Of course, it was said with a few more adjectives and adverbs than that.
But before we dig in further, know this, too: Harman is your 54-hole leader at the Open, and by a whopping five strokes at that. So the man should have some runway to do as he feels is required to put ball in hole. For the most part. No one will argue it’s tough on the eyes. Golf also has slow-play concerns, and waggling muddies up the proceedings.
So what gives? Can’t you just, you know, take one waggle? Brooks Koepka, a proponent of ready, aim, fire, would tell you that.
But that’s him.
On the NBC broadcast, analyst Brad Faxon said as much. Notably, Harman has been doing this for a while, including on putts. On the 17th green on Saturday, for example, his routine over a 3-foot par putt included eight phantom strokes behind the ball.
Then a make.
“It reminds me a little bit of [tennis star] Novak Djokovic when he does all these waggles and looks,” Faxon said. “He just takes his time until he’s ready.
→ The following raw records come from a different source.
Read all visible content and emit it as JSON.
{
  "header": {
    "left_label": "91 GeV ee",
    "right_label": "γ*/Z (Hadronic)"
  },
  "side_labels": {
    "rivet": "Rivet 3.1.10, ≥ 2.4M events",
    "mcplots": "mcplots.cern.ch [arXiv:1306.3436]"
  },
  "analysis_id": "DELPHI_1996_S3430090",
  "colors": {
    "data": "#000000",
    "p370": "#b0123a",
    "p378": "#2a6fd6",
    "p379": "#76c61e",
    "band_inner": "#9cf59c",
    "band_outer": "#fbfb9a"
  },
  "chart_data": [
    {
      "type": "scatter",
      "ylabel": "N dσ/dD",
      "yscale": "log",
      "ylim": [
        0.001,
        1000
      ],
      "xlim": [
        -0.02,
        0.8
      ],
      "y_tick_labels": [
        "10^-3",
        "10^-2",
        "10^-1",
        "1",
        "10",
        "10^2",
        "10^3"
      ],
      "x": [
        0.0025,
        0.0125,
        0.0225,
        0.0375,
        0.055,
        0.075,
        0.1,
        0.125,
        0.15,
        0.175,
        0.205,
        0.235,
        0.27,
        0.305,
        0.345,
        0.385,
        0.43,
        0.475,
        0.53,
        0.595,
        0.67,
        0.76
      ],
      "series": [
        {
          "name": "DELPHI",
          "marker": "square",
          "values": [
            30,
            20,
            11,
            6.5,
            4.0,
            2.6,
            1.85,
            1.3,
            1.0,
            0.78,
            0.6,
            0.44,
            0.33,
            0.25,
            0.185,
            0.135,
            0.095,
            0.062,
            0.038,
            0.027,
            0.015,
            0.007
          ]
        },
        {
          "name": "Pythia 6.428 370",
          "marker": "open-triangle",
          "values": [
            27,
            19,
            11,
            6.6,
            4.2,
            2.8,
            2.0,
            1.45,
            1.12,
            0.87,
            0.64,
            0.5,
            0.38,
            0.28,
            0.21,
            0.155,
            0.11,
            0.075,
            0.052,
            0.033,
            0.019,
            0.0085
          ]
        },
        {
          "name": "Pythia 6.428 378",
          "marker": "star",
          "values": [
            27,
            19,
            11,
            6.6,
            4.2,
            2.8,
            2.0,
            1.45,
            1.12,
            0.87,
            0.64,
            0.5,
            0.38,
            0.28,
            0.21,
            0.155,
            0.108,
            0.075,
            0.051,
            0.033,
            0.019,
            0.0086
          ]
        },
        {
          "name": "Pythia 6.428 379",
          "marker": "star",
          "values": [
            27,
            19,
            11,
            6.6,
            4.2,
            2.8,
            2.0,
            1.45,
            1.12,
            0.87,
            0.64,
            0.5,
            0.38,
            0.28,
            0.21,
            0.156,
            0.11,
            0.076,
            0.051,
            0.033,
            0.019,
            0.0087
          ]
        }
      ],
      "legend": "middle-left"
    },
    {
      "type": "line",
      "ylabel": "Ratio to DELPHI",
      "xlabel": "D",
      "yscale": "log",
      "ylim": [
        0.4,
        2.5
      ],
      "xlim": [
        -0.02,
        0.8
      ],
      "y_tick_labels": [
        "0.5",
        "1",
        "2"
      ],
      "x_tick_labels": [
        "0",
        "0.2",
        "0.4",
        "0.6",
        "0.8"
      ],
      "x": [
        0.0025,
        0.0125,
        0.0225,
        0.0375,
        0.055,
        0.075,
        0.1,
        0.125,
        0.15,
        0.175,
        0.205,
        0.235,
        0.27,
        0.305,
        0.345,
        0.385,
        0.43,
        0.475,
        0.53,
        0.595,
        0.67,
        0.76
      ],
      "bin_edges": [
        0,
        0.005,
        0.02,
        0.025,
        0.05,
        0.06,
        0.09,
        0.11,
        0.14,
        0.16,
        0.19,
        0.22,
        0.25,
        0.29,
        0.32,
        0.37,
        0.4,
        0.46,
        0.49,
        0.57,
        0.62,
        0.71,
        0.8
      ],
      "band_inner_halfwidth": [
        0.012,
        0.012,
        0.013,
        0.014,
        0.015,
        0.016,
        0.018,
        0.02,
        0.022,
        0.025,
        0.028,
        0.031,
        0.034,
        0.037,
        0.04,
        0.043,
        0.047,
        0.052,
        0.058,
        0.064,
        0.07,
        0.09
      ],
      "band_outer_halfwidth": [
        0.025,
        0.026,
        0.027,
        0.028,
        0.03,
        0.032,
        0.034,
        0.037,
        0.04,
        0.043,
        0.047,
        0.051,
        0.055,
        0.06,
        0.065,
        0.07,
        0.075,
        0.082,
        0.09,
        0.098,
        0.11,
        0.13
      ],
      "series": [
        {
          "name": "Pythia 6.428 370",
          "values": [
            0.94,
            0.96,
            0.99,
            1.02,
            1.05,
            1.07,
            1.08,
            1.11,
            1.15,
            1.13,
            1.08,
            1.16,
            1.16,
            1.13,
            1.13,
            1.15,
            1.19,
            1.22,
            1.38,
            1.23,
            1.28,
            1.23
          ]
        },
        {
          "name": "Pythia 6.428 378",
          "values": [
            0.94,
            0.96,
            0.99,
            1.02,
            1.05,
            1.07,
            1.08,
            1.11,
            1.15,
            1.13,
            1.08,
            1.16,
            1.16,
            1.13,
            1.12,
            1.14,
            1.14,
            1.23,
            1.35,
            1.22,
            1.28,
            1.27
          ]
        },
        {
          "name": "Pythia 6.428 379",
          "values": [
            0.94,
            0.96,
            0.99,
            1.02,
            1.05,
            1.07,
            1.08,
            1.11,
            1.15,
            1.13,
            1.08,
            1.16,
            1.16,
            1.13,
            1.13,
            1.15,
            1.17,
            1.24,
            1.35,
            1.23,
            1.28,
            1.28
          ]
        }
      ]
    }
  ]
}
That’s what a routine is supposed to do.”
Colt Knost said as much, too.
He’s a longtime pro and a U.S. Amateur winner. Today, he’s an analyst for CBS and a host for GOLF’s Subpar podcast, among numerous other duties. And on Saturday afternoon, he weighed in over Twitter, too.
“The number of looks at the target and waggles will be interesting to watch tomorrow with Harman,” he wrote. “When he’s uncomfortable it gets much worse!”
I wanted to know more, so I emailed him.
“Hey, Colt! Just saw your tweet on Harman and the club waggle, so I’m curious for your thoughts, if you have a second.
“Why does a player do that?
“And what do you think when you watch it at the course or on the broadcast?”
“It’s just his nervous tick,” Knost wrote back. “Some players get faster. Some get slower and do all the waggles and looks. Others back off a lot.
“Pressure is a b—-!”
And there were the thoughts from Justin Parsons.
He’s Harman’s coach. He’s well-versed on all that is the golf swing, and a GOLF Top 100 Teacher. He’s also in Hoylake this week, and I texted him at 8:45 p.m. his time, a couple hours after Harman had finished his third-round 69.
“Hi, Justin! Congrats on the strong play this week. If you have a second, I have a question about Brian. I was wondering — what is his thought with his pre-shot routine? There’s chatter that it’s a little lengthy, but it also seems purposeful to me. But I’m curious about your thoughts! Good luck to the team tomorrow.”
“Very aware of it and something he’s working on, doesn’t pull the trigger until he’s ready.”
We’ll end things this way:
I texted back one more question.
“Do you think that could help in a scenario like tomorrow, to get him in a good spot amidst the pressure of a major?”
“Yes — he’s in a good space mentally.”